I’ve heard Drishti discussed, by David Swenson, an Ashtanga guru, as looking out into the infinite as a way to see into the most inner part of ourselves. That the gaze (or Drishti) looks infinitely out and infinitely in. This is me, paraphrasing what I have heard from David. These are not his words; they are my understanding of what he has said. Below is part of a poem by Kahlil Gibran that is on David’s website. I feel that it gives me permission to give my understanding of what David said, regardless of the words that he actually spoke.
Coming back to focus, to Drishti, to infinitely out and in, to obsession. My Drishti has moved to the front of my practice lately. My breath feels reliable and available and while I continue to have it be the moving force behind my practice, I feel ready to let in other layers of my practice.
My Drishti becomes my entire universe. Whether it is a small blending of light and shadow on a leaf on a tree, or a smudge on the wall, or the smallest piece of the carpeting, I see it and feel it as my entire universe. Letting everything else fall aside, bringing the focus into the tiniest piece of something that speaks to my heart and brings my balance into place.
In those moments, my focus could be considered an obsession. Fierce determination with a soft heart. Letting all other pieces fall away, letting only what I am gazing at matter in any significant way.
Our focus can become our obsession. And there are times that it is appropriate and necessary for that to happen. I know that I need to be very precise about that depth of focus. I know that, for me, that level of focus is highly elevated; it’s something that I am just starting to experience. Gazing at a tiny spot, feeling my breath, heart and mind know that it is the entire universe.
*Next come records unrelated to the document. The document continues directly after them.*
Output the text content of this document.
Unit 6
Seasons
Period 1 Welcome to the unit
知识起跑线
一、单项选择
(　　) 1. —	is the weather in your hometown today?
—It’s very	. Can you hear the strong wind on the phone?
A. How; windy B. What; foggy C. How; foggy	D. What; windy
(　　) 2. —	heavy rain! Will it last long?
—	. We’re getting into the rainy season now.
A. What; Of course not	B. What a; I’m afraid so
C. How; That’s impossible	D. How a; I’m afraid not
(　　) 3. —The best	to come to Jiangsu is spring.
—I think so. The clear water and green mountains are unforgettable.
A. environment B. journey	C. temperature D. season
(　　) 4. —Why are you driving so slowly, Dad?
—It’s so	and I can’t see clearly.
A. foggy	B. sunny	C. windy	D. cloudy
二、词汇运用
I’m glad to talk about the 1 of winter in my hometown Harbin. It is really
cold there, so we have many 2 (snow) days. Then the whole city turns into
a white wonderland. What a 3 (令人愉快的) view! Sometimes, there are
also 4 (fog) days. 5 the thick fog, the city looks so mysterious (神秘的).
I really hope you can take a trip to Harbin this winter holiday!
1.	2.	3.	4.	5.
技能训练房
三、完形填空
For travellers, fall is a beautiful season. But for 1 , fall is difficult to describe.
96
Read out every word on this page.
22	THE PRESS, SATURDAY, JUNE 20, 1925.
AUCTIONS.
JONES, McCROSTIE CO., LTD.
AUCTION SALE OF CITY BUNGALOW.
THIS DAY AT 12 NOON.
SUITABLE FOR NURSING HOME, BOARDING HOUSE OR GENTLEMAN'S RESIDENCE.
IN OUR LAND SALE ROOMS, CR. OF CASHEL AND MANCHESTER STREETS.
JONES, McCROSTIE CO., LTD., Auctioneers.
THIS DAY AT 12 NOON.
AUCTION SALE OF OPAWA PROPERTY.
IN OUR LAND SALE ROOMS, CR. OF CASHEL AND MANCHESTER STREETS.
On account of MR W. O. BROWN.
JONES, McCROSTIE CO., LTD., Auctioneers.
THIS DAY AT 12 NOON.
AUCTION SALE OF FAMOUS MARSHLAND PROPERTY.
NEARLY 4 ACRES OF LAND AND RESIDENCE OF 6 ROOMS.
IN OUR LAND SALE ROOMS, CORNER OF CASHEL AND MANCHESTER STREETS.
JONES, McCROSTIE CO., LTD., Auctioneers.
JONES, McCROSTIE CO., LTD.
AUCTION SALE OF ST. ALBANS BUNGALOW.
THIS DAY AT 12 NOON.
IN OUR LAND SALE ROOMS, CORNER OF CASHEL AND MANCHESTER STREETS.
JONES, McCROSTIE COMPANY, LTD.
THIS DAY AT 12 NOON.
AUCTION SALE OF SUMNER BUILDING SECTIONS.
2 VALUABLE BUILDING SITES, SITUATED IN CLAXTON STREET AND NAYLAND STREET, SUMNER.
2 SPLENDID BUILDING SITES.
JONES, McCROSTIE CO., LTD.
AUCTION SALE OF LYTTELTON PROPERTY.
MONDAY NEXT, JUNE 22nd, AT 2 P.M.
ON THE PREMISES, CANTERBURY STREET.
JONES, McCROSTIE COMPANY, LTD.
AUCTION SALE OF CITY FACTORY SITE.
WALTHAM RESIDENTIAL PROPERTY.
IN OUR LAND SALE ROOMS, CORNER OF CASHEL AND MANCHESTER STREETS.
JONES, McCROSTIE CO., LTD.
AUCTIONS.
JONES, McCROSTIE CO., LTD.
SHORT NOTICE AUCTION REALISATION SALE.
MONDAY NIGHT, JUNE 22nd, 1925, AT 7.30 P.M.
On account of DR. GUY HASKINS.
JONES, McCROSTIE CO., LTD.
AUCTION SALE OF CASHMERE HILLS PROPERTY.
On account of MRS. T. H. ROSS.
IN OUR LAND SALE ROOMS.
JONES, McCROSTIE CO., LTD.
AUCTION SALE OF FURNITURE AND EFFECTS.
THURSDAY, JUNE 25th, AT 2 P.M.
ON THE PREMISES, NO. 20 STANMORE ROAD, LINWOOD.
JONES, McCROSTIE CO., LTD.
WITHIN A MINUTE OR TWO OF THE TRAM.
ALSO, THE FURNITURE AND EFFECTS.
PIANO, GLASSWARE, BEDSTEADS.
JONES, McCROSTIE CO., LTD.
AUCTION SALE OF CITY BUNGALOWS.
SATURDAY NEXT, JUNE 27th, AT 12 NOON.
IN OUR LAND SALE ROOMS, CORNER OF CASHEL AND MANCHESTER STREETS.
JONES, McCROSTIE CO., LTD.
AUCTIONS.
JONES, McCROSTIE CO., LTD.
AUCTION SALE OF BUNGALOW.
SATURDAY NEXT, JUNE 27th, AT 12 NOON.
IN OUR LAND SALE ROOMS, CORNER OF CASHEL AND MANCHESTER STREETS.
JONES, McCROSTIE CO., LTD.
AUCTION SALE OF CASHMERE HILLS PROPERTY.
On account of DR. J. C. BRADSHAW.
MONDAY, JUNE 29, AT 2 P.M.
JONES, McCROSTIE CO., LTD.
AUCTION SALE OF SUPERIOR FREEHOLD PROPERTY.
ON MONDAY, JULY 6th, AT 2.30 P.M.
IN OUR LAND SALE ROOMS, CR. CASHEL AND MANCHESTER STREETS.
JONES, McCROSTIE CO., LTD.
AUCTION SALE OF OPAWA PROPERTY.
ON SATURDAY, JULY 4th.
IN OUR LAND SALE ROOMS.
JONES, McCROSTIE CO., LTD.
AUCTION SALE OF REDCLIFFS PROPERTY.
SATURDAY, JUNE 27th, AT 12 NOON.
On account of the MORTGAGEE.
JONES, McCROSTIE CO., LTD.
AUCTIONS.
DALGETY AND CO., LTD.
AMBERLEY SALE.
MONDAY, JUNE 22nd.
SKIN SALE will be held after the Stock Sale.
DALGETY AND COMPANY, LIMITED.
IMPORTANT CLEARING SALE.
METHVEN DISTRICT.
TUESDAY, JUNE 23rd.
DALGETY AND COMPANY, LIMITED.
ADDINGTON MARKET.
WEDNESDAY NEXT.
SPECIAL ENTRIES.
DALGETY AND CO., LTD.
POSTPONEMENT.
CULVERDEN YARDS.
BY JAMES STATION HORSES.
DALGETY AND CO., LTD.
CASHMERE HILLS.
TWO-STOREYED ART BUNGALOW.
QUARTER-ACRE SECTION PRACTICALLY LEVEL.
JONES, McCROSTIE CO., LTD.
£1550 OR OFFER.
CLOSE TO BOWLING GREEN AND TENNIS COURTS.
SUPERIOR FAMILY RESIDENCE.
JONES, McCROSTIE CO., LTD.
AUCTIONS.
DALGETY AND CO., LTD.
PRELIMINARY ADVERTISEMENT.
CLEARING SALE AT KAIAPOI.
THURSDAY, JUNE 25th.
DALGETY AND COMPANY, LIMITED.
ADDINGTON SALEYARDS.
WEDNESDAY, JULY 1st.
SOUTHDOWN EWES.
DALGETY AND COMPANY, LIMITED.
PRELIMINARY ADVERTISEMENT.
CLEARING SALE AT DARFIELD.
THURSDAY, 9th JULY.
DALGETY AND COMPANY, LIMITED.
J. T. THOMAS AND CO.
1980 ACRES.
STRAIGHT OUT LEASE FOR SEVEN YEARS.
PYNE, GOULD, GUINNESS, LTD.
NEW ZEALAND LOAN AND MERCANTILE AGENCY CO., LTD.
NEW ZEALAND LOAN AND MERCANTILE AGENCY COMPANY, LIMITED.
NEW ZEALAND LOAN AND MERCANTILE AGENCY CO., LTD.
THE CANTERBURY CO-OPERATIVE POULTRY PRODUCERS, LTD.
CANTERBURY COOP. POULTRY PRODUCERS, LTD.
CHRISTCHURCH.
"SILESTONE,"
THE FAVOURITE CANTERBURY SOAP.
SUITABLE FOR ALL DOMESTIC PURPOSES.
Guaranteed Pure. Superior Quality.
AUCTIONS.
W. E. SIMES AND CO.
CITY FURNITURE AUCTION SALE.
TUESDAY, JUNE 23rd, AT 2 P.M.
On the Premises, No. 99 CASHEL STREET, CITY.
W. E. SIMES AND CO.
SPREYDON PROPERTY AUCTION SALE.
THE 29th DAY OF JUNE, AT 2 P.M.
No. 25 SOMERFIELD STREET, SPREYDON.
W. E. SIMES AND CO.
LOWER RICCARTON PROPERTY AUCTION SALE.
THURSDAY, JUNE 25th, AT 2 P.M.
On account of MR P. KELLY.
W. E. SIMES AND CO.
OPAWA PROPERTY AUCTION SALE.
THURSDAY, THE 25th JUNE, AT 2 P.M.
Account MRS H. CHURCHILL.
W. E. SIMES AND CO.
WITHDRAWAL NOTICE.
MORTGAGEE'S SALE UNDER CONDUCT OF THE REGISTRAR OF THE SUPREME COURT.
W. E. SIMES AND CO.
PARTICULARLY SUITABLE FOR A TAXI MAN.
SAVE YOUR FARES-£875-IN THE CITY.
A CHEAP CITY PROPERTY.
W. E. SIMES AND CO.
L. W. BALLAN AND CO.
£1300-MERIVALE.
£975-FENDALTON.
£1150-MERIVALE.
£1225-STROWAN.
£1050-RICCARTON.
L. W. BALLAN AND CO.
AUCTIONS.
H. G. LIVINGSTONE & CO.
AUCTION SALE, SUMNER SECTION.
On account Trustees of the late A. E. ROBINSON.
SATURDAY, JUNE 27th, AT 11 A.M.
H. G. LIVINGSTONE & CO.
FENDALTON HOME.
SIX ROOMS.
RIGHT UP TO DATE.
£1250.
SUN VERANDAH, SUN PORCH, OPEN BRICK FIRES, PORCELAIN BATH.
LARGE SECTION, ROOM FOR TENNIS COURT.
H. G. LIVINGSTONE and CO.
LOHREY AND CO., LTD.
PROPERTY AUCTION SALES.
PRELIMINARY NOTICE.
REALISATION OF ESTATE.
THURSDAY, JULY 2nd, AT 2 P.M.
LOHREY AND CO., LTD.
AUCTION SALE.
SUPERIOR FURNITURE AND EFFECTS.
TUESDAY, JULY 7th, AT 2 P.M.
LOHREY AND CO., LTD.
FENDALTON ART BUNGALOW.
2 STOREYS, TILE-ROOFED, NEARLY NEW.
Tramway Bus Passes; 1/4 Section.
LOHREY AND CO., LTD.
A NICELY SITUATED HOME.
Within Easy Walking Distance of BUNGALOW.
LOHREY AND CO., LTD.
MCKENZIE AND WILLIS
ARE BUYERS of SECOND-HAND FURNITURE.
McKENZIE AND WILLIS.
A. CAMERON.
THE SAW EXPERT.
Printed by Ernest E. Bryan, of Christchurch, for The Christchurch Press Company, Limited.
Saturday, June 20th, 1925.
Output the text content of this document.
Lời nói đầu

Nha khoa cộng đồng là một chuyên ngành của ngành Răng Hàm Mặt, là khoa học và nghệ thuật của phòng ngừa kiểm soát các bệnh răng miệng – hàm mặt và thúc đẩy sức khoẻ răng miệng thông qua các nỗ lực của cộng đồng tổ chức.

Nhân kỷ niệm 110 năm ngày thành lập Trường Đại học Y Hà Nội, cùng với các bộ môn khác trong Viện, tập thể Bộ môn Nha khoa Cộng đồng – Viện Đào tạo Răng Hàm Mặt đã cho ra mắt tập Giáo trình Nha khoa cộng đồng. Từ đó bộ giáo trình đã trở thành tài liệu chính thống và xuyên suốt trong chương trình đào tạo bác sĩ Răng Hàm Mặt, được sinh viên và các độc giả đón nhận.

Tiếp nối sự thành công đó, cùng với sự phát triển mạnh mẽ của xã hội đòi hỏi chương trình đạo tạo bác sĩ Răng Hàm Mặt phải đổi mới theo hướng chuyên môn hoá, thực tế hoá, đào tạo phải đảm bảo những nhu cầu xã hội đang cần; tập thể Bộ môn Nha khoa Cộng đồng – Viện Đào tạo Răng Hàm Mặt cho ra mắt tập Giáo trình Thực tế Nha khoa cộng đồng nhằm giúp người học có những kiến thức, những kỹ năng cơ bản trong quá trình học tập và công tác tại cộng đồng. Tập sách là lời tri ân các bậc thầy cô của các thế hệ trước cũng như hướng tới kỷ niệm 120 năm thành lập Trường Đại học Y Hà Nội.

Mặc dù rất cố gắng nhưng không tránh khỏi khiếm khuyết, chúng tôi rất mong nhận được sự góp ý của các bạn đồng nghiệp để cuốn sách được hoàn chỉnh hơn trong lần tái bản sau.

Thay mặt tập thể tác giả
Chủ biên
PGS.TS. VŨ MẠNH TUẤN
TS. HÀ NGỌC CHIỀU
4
Where everything else becomes, not blurry, but non-existent. The entire universe.
And I am starting to awaken to what is not the entire universe. When focus is softer and not even close to that which could be considered obsession.
I’ll talk on Monday about how this relates to infertility. Join me before that with any comments that you might have. When have you been over the edge? Wanting information, perhaps? Results? Answers? When have you seen, absolutely known, that your focus has become an obsession? Please, join the conversation. I need more minds than mine to examine this.
A weekend thought for you:
Say not, “I have found the truth,” but rather, “I have found a truth.”
Say not, “I have found the path to the soul.”
Say rather, “I have met the soul walking upon my path.”
For the soul walks upon all paths.
The soul walks not upon a line; neither does it grow like a reed.
The soul unfolds itself, like a lotus of countless petals.